The California Supreme Court issued its long-awaited decision in Spielbauer v. County of Santa Clara. The first major interpretation of the rule on Garrity v. New Jersey by the California Supreme Court in many years, Spielbauer reverses a lower court decision that had held that a formal grant of immunity is necessary before a public employee may be compelled to give a statement about job-related conduct that has criminal implications.
Thomas Spielbauer was a deputy public defender for the Santa Clara County public defender’s office, a County agency. The local district attorney began to investigate whether Spielbauer had made a serious misrepresentation to a judge about whether he was aware of the location of a criminal defendant. When the public defender’s office got wind of the district attorney’s investigation, it started its own investigation.
When Spielbauer was interviewed by his employer, he was told that he had “the right to remain silent and not to incriminate himself. Your silence, however, may be deemed insubordination, leading to administrative discipline up to and including termination. Any statement made during this interview cannot, and I emphasize cannot, be used against you in any subsequent criminal proceeding.”

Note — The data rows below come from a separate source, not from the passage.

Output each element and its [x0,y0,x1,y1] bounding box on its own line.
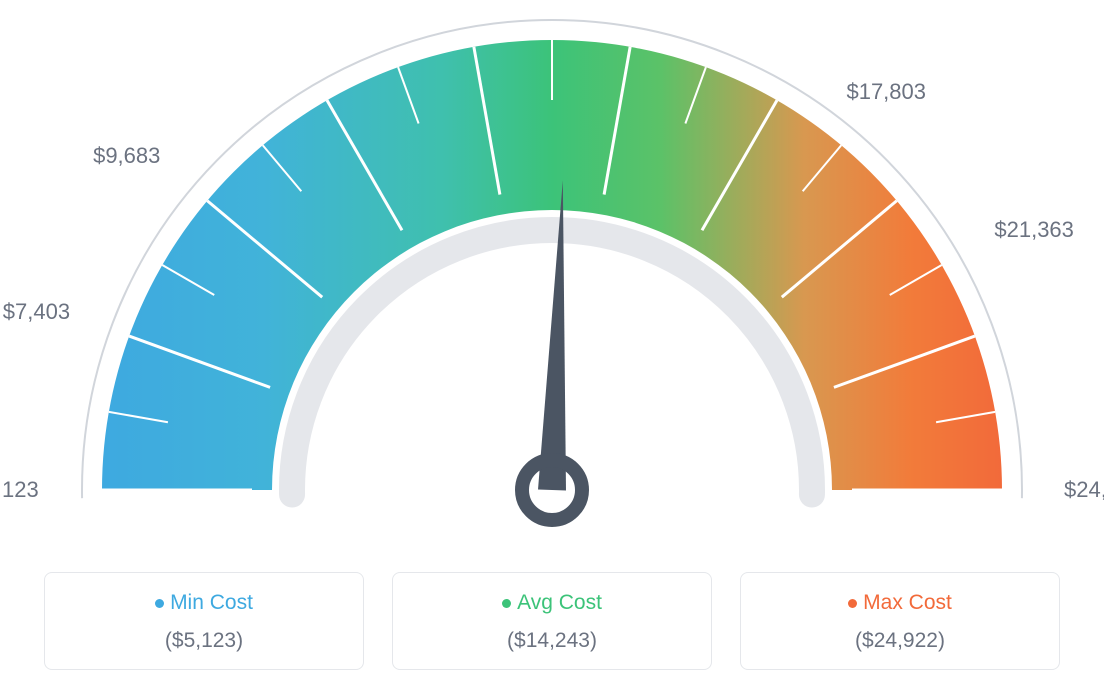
gauge-scale-label: $21,363 [994,217,1074,243]
gauge-scale-label: $24,922 [1064,477,1104,503]
legend-value-max: ($24,922) [751,629,1049,653]
gauge-scale-label: $9,683 [93,143,160,169]
gauge-scale-label: $17,803 [846,79,926,105]
legend-title-text: Avg Cost [517,591,602,615]
legend-card-max: Max Cost ($24,922) [740,572,1060,670]
legend-value-min: ($5,123) [55,629,353,653]
dot-icon [848,599,857,608]
legend-card-avg: Avg Cost ($14,243) [392,572,712,670]
gauge-scale-label: $5,123 [0,477,39,503]
legend-value-avg: ($14,243) [403,629,701,653]
legend-title-text: Min Cost [170,591,253,615]
gauge-container: $5,123$7,403$9,683$14,243$17,803$21,363$… [0,0,1104,540]
dot-icon [502,599,511,608]
dot-icon [155,599,164,608]
legend-card-min: Min Cost ($5,123) [44,572,364,670]
legend-title-max: Max Cost [751,591,1049,615]
legend-title-text: Max Cost [863,591,952,615]
legend-title-min: Min Cost [55,591,353,615]
gauge-scale-label: $7,403 [3,299,70,325]
legend-row: Min Cost ($5,123) Avg Cost ($14,243) Max… [0,572,1104,670]
legend-title-avg: Avg Cost [403,591,701,615]
gauge-svg [0,0,1104,540]
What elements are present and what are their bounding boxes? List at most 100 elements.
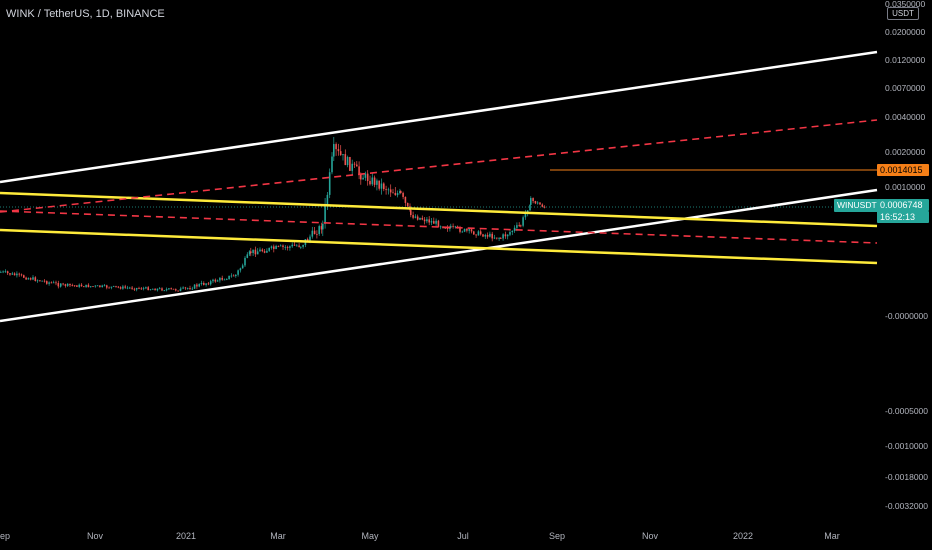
candle-body xyxy=(180,288,182,290)
candle-body xyxy=(404,196,407,203)
y-tick-label: 0.0040000 xyxy=(885,112,925,122)
candle-body xyxy=(207,283,210,285)
candle-body xyxy=(250,251,252,254)
y-tick-label: 0.0070000 xyxy=(885,83,925,93)
candle-body xyxy=(203,282,205,285)
candle-body xyxy=(414,216,417,218)
alert-price-tag[interactable]: 0.0014015 xyxy=(877,164,929,176)
candle xyxy=(484,233,487,239)
candle-body xyxy=(331,156,333,173)
currency-badge[interactable]: USDT xyxy=(887,7,919,20)
candle xyxy=(506,234,509,240)
red-dashed-upper[interactable] xyxy=(0,119,878,213)
candle-body xyxy=(71,285,74,287)
candle-body xyxy=(239,268,242,271)
candle-body xyxy=(27,278,30,280)
candle-body xyxy=(449,227,451,230)
white-channel-bottom[interactable] xyxy=(0,188,878,323)
candle-body xyxy=(4,271,7,273)
candle-body xyxy=(48,282,50,284)
yellow-line-lower[interactable] xyxy=(0,228,878,265)
candle-body xyxy=(259,249,261,252)
candle xyxy=(358,161,360,180)
candle-body xyxy=(154,288,156,291)
candle-body xyxy=(320,226,323,230)
candle-body xyxy=(369,181,371,185)
candle-body xyxy=(284,246,287,248)
candle-body xyxy=(396,193,399,196)
x-tick-label: May xyxy=(361,531,379,541)
candle-body xyxy=(482,234,484,237)
candle-body xyxy=(85,284,87,287)
candle xyxy=(239,267,242,273)
chart-title: WINK / TetherUS, 1D, BINANCE xyxy=(6,8,165,20)
candle xyxy=(406,202,409,207)
yellow-line-upper[interactable] xyxy=(0,191,878,228)
candle xyxy=(41,280,43,282)
candle-body xyxy=(496,237,498,239)
candle xyxy=(156,288,159,292)
candle xyxy=(293,241,296,247)
candle-body xyxy=(165,289,168,291)
candle-body xyxy=(311,230,314,237)
candle-body xyxy=(241,265,244,269)
candle-body xyxy=(246,254,249,258)
candle xyxy=(135,287,138,292)
candle-body xyxy=(216,280,219,282)
candle xyxy=(149,288,152,291)
candle xyxy=(124,284,126,289)
candle-body xyxy=(256,251,259,255)
candle-body xyxy=(366,173,369,182)
candle-body xyxy=(103,285,106,287)
trend-drawings[interactable] xyxy=(0,50,878,323)
candle-body xyxy=(522,217,524,226)
candle-body xyxy=(383,183,385,190)
candle xyxy=(482,233,484,238)
candle-body xyxy=(385,189,387,190)
candle xyxy=(511,230,514,236)
candle xyxy=(55,280,57,286)
candle-body xyxy=(513,227,516,231)
candle-body xyxy=(506,234,509,237)
candle-body xyxy=(124,286,126,288)
candle xyxy=(266,248,268,253)
candle-body xyxy=(16,273,18,276)
candle xyxy=(186,287,189,290)
time-axis[interactable]: Sep Nov 2021 Mar May Jul Sep Nov 2022 Mar xyxy=(0,531,840,541)
candle-body xyxy=(145,287,147,289)
candle-body xyxy=(163,290,166,292)
white-channel-top[interactable] xyxy=(0,50,878,184)
candle xyxy=(291,242,293,248)
candle-body xyxy=(189,288,191,290)
candle-body xyxy=(209,281,212,285)
candle-body xyxy=(333,144,335,157)
candle xyxy=(57,280,60,289)
price-axis[interactable]: 0.0350000 0.0200000 0.0120000 0.0070000 0.00… xyxy=(885,0,928,511)
candle-body xyxy=(358,166,360,175)
candle-body xyxy=(18,273,20,275)
candle-body xyxy=(126,287,129,289)
candle xyxy=(50,281,53,284)
candle xyxy=(328,168,331,199)
candle-body xyxy=(399,191,401,194)
candle xyxy=(101,284,103,288)
candle xyxy=(400,190,402,194)
candle-body xyxy=(282,245,284,247)
candle xyxy=(60,282,62,287)
candle xyxy=(322,220,324,237)
candle-body xyxy=(489,233,491,237)
candle-body xyxy=(219,277,221,281)
candle xyxy=(518,222,520,227)
candle xyxy=(110,286,113,290)
candle-body xyxy=(23,275,25,278)
candle-body xyxy=(147,287,149,291)
candle xyxy=(112,285,115,288)
red-dashed-lower[interactable] xyxy=(0,210,878,244)
candle-body xyxy=(406,202,409,207)
candles xyxy=(0,137,546,292)
candle xyxy=(500,237,502,239)
candle xyxy=(250,247,252,257)
candle-body xyxy=(62,283,64,285)
candle-body xyxy=(140,288,143,290)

Spielbauer nonetheless refused to answer the questions asked him, contending that the County was required to obtain a formal grant of immunity before he could be obligated to answer the questions. Spielbauer was eventually fired not only for representations he made to the Court, but also for insubordination stemming from his refusal to answer the investigator’s questions.
The California Court of Appeals reversed Spielbauer’s termination. The Court agreed with Spielbauer that a public employee must receive a formal grant of criminal use immunity before being required, on pain of discipline, to answer potentially incriminating official questions about his or her job performance. Because of the huge public policy implications of requiring public employers to obtain immunity grants as a routine part of internal investigations, the California Supreme Court accepted the case for review.
The Court conducted an extensive analysis of the rule in Garrity v. New Jersey, 385 U.S. 493 (1967), and its analogue under California law, Lybarger v. City of Los Angeles, 221 Cal.Rptr. 529 (1985). The Court made two essential findings. First, the Court observed that “many lower federal court cases have held since Garrity that the Fifth Amendment does not require a formal, affirmative grant of immunity before a public employee may be dismissed for his or her blanket refusal to answer official questions about performance of the employee’s public duties, so long as the employee is not required to surrender the constitutional privilege against the direct or derivative use of his or her statements in a subsequent criminal prosecution.”
Second, the Court found that the immunity that flows from the Garrity rule is self-executing. In other words, whenever a public employee is compelled upon pain of potential job loss to answer questions, the employee’s answers and the fruits of the answers are immediately immunized from use in a subsequent criminal prosecution of the employee.
The Court also made clear that “the employer may discipline, or even dismiss, a public employee for refusing, on grounds of the constitutional privilege, to answer the employer’s job-related questions, so long as the employee is not required, as a condition of remaining in the job, to surrender his or her right against criminal use of the statements thus obtained – at least where, as here, the employee is specifically advised that he or she retains that right.”
Spielbauer v. County of Santa Clara, 2009 WL 291191 (Cal. 2009).
NOTE: Though the California Supreme Court did not specifically address the issue, the clear implication of its opinion is that a public employer must warn employees that a refusal to answer questions will subject them to disciplinary action up to and including termination, and must advise the employees that their statements and the fruits of their statements will not be used against them in a subsequent criminal proceeding.